Experte des Naturschutzbundes: „Der Wolf zwingt die Gesellschaft dazu, sich zu verändern“
Bad Vigaun (Von Fritz Neumüller/APA) – Der friedliche Eindruck täuscht. Die drei Hunde, Rasse Maremmano-Abruzzese, auf der Weide sind groß und kräftig, bewegen sich aber erstaunlich leichtfüßig. Sie wurden gezüchtet, um Angriffe von Raubtieren abzuwehren. „Das sind keine Kuscheltiere“, sagt Georg Höllbacher.
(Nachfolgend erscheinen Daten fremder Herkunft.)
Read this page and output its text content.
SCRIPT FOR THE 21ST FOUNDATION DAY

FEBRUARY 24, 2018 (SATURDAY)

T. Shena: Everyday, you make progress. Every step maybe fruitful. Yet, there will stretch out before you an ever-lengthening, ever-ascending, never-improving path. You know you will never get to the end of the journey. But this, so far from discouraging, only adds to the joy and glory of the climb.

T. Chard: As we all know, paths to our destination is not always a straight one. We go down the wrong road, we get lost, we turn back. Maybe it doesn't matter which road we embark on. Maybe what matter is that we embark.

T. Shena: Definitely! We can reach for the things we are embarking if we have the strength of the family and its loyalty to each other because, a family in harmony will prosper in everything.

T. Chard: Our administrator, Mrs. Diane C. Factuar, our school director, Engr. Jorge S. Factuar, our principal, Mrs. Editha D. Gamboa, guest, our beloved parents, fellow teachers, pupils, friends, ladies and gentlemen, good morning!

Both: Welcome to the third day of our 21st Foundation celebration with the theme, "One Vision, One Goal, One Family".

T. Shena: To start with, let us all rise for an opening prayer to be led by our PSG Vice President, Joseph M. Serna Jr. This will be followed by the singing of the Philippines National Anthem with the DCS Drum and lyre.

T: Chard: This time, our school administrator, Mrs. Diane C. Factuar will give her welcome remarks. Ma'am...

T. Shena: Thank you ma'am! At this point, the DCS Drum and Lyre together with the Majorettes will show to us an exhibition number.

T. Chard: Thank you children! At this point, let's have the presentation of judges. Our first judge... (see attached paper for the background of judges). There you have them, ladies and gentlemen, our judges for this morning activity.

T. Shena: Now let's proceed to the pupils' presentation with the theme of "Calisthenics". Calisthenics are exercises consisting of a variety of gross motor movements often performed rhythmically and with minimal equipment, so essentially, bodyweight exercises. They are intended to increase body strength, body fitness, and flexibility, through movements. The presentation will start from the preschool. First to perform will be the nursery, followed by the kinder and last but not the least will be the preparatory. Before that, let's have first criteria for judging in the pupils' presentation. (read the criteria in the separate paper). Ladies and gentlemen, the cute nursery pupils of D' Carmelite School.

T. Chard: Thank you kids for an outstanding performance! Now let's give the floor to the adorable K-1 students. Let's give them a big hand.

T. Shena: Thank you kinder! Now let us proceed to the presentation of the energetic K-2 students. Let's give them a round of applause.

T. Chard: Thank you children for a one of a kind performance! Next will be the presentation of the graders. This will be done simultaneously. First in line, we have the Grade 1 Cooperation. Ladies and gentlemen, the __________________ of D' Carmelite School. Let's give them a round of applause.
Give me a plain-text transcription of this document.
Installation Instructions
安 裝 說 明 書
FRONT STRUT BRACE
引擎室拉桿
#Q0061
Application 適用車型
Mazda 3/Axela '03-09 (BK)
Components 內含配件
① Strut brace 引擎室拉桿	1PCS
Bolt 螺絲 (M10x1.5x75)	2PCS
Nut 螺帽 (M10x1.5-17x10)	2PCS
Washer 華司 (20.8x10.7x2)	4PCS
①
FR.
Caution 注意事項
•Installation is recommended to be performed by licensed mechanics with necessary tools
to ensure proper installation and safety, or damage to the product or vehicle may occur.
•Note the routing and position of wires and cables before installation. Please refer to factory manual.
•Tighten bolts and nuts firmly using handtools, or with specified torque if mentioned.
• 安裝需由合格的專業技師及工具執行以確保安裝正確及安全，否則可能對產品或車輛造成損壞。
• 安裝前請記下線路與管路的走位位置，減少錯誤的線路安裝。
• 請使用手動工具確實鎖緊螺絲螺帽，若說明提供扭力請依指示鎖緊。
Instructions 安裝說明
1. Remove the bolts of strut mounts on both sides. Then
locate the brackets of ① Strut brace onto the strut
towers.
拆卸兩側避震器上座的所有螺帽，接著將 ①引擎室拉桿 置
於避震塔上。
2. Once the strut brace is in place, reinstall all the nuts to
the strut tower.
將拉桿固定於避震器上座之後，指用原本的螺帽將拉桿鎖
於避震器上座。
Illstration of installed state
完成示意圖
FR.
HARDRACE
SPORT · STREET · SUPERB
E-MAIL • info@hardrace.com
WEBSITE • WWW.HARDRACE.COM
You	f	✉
Der Salzburger Landwirt gilt als einer der Pioniere in Österreich, was den Einsatz von Herdenschutzhunden gegen Wölfe betrifft.
Seit das hierzulande einst ausgerottete Raubtier wieder verstärkt aktiv ist – seit Anfang April wurden in Salzburg mehr als 20 Schafe, Ziegen und Widder getötet – ist auch die Diskussion über den Umgang mit dem Wolf wieder voll entflammt. Viele Landwirte sind nach den jüngsten Rissen verunsichert und sehen ihre Existenz bedroht, Jäger fürchten um den Wildbestand.
„Als Schafsbauer habe ich auch keine Freude mit der Rückkehr des Wolfes“, sagt Höllbacher, zugleich Obmann des Bundesverbandes für Schafe und Ziegen und Leiter der Nationalen Beratungsstelle für Herdenschutz, am Mittwoch bei einem Pressegespräch an seinem Hof.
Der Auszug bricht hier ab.